Given the film’s enthusiasm for stuff coming out of peoples’ arses and its overall quality, I’m probably not the first one using the word “turd” to describe Dreamcatcher. Bizarre train wreck is rather appropriate too, particularly when describing a film directed by Lawrence Kasdan and written by William Goldberg and Kasdan, men who one would expect to do better.
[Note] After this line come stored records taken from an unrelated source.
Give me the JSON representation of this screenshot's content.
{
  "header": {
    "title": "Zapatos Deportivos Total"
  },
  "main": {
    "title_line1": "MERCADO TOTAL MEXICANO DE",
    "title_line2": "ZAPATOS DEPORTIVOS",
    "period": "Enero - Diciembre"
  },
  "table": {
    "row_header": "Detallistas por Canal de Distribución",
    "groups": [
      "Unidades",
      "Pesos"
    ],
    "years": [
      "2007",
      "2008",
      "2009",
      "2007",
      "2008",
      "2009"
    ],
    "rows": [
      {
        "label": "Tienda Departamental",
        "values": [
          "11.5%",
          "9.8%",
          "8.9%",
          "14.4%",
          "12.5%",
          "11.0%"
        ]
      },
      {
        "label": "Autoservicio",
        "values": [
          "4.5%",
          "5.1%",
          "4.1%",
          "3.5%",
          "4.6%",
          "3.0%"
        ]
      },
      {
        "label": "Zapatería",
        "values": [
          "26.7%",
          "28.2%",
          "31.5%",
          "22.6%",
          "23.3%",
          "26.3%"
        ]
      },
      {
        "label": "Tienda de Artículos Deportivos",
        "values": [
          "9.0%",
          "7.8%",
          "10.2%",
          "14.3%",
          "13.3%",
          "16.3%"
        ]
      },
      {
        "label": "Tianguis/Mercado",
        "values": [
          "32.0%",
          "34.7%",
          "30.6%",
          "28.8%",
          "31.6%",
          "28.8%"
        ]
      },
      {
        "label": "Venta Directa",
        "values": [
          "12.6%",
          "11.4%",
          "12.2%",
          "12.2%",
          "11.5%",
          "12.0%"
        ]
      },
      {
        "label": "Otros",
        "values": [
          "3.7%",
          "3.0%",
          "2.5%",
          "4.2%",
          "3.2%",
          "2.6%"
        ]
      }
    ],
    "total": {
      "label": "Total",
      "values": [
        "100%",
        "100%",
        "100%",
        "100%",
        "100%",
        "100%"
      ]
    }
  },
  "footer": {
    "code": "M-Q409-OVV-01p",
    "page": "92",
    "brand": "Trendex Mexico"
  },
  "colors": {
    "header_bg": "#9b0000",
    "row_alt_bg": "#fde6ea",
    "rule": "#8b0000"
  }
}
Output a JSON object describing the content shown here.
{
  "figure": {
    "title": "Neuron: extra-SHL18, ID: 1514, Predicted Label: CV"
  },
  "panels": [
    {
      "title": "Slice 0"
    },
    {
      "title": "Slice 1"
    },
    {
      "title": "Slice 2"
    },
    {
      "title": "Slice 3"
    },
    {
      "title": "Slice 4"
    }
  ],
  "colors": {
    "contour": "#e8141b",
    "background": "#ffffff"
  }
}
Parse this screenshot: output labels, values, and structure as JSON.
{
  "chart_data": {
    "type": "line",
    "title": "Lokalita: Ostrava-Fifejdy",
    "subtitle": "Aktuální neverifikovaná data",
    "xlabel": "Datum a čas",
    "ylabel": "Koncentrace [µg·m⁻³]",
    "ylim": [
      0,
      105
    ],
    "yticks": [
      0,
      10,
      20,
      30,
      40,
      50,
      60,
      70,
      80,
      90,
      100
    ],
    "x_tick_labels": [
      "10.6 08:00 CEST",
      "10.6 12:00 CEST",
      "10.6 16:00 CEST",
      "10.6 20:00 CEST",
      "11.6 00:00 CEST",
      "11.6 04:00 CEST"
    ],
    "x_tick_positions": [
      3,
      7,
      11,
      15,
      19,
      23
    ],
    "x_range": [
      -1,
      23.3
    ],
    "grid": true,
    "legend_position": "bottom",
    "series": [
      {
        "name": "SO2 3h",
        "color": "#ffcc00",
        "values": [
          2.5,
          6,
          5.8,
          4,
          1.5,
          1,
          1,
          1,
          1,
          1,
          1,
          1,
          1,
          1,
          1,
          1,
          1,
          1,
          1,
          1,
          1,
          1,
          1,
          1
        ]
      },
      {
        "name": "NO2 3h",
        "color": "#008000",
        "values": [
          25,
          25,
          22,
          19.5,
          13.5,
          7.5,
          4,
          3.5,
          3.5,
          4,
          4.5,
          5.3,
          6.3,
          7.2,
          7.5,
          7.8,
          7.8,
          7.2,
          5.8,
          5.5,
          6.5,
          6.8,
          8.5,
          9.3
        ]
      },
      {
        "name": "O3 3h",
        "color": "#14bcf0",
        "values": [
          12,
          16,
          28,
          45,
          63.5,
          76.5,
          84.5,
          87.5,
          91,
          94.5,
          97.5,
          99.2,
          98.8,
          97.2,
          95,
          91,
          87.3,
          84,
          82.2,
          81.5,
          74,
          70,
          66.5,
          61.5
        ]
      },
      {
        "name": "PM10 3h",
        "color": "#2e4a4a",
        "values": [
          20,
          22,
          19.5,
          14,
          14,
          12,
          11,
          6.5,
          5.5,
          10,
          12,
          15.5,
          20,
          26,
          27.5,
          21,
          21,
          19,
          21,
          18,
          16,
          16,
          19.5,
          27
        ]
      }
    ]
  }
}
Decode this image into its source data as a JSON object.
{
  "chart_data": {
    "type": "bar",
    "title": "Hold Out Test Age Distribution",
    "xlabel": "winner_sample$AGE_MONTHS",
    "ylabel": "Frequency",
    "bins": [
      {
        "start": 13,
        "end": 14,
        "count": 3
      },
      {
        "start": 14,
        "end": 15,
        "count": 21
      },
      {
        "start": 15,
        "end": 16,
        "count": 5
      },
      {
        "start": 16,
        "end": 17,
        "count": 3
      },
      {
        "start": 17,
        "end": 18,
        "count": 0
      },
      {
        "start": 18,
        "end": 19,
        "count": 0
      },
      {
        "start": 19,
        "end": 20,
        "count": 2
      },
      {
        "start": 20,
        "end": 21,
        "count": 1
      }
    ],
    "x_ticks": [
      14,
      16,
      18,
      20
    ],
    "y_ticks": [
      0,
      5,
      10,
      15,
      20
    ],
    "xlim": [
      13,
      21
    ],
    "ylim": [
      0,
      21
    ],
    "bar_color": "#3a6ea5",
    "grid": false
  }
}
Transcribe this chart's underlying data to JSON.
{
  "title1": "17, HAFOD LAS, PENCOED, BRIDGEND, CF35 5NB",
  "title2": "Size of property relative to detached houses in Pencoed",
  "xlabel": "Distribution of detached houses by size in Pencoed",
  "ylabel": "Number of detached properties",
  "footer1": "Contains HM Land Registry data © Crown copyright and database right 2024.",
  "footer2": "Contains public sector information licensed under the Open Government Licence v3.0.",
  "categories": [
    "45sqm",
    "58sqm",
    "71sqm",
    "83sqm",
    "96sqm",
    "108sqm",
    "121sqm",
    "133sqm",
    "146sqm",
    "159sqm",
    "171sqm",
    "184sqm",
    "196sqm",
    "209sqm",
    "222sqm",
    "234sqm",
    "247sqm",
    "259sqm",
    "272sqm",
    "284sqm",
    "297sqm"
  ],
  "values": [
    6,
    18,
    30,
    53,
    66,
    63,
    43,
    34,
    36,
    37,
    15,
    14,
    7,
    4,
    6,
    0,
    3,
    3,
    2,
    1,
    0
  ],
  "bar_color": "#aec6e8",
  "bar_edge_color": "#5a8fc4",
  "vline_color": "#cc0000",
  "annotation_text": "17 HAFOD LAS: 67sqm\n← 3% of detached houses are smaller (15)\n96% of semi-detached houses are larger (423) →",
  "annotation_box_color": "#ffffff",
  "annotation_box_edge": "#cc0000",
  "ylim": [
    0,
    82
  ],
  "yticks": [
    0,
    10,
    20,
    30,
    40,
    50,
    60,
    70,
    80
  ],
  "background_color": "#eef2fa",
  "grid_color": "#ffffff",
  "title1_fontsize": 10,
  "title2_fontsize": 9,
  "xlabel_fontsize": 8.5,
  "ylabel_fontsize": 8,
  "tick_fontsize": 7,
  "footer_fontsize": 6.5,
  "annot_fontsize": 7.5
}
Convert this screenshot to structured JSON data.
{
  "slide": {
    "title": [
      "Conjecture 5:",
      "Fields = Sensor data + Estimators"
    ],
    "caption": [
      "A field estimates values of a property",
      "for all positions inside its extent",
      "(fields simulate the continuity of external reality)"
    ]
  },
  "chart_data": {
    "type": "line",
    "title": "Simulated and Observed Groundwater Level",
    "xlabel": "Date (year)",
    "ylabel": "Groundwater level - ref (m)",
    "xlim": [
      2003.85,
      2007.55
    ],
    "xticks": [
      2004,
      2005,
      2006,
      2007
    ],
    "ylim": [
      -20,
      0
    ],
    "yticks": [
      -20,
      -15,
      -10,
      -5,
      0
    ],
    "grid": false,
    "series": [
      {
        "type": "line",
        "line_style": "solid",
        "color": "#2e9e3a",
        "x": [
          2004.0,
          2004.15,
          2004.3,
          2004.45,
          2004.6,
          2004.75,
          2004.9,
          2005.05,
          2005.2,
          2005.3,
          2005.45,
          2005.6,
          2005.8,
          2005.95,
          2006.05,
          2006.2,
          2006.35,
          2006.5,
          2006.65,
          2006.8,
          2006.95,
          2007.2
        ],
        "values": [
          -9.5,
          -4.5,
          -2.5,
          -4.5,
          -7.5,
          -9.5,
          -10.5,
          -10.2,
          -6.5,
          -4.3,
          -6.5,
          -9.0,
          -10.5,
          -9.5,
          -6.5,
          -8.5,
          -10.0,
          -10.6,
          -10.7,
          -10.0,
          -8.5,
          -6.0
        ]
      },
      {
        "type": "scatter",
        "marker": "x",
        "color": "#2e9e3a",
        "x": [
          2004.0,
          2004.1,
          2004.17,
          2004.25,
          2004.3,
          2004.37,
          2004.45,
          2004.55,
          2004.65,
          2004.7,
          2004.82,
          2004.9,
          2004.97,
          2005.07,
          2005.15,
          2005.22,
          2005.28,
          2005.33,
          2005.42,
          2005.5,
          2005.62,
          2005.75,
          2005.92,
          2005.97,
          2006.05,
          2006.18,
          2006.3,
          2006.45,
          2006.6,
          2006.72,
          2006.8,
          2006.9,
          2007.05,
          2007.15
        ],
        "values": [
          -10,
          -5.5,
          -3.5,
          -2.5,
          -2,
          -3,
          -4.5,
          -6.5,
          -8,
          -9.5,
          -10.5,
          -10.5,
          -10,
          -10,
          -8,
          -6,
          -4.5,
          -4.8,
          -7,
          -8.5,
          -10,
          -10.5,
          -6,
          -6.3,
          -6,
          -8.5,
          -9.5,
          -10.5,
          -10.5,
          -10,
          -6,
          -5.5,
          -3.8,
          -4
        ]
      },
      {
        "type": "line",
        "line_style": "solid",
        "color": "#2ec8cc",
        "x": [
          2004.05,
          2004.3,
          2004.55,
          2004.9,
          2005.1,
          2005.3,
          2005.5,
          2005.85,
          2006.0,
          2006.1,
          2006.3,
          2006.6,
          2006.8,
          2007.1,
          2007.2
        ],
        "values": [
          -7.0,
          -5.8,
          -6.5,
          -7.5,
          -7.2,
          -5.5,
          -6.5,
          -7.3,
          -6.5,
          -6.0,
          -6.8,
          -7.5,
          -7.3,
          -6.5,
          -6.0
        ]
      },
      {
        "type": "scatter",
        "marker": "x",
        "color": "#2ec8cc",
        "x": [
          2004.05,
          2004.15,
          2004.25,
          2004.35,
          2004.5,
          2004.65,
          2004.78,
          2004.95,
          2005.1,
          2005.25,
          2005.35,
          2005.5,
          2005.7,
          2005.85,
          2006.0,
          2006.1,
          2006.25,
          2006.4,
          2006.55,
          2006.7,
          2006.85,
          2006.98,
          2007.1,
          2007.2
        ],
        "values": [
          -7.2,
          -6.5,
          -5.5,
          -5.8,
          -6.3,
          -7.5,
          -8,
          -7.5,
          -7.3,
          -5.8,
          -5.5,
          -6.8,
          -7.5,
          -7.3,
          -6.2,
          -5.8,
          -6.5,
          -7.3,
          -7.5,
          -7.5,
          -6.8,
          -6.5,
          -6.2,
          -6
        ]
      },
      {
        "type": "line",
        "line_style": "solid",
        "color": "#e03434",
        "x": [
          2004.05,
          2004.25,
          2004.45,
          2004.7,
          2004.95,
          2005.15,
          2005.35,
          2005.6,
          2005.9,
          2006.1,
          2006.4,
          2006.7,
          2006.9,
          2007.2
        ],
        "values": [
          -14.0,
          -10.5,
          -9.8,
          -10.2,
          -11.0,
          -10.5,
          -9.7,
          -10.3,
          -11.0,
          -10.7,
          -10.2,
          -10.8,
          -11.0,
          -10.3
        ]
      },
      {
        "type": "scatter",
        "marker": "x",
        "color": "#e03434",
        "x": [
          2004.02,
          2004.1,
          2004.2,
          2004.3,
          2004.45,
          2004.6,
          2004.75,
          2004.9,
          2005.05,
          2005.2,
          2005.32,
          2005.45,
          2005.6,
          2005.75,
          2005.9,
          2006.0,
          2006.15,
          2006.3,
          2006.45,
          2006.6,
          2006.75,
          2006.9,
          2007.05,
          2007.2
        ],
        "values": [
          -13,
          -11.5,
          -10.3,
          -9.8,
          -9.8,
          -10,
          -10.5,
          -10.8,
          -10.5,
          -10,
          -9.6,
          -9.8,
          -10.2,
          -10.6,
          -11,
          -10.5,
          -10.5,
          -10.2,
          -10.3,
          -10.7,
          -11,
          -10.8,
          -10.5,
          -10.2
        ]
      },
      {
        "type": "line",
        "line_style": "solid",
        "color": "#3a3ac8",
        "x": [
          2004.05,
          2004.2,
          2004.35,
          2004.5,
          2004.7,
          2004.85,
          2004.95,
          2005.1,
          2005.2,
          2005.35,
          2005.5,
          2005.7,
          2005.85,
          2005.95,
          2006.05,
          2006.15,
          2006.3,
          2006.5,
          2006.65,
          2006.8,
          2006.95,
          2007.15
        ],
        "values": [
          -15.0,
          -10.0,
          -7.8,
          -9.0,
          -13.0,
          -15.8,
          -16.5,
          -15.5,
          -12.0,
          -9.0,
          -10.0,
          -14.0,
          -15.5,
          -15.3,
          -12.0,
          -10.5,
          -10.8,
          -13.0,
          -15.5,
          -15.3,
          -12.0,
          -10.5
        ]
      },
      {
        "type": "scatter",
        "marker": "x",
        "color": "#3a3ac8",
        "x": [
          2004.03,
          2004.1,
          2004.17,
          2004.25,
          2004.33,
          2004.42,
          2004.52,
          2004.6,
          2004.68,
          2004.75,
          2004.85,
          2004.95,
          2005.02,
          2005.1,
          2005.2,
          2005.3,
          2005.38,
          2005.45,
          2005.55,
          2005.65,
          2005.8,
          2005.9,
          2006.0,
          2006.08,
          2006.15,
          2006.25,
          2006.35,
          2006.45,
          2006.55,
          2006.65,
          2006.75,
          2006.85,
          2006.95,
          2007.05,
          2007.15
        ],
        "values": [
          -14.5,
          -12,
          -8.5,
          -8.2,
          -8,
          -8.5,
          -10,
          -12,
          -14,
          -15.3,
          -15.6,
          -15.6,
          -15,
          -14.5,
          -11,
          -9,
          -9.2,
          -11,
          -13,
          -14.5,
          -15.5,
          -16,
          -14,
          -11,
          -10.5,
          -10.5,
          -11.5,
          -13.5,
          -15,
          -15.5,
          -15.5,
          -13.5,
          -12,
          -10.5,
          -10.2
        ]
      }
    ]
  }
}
Sure, the Stephen King novel this is based on seems more like King just letting the favourite bits of his subconscious stream onto paper instead of writing a structured novel (or what goes as “structured” in his specific case), giving us a sort of Little Stevie’s Greatest Hits, so turning it into a decent movie surely would have meant rather difficult scripting work including judicious cutting and quite a few changes to make the thing flow or just make basic sense. Ironically, Goldman does change a lot about the story, but none of the changes seem useful to make anything work better on screen. In fact, there’s little about the script that works at all: the dialogue is generally preposterously bad, leading to cartoony one-note performances it is difficult to blame the cast for; the plot – and the way characters act – makes little sense and is pretty damn absurd without ever reaching the dream-like quality that could save the film; and the supposed suspense scenes are dragging along like nobody’s business.

That dragging does of course come with the territory of turning a deeply silly alien invasion plot into a slow and ponderous 130 minute colossus of a movie full of scenes that don’t seem to ever, ever want to end for no dramatic or practical reason. But what do I expect of a movie whose idea of suspense is “will the evil alien manage to lift a manhole cover before Morgan Freeman and Tom Sizemore end their completely pointless helicopter versus gun fight?”.

Another puzzling bit is the near total absence of female characters that make one dream of the presence of The Girl or The Wife. Making one or two of the friends women would clearly have been beyond even the wildest imagination of a film repeatedly calling its main villain “Mister Gay”.
On the plus side, Dreamcatcher is usually bad in unexpected and puzzling ways, and if one has the patience, one just might take a look at what crawled out of the asses of Kasdan and Goldman and have a good laugh at it.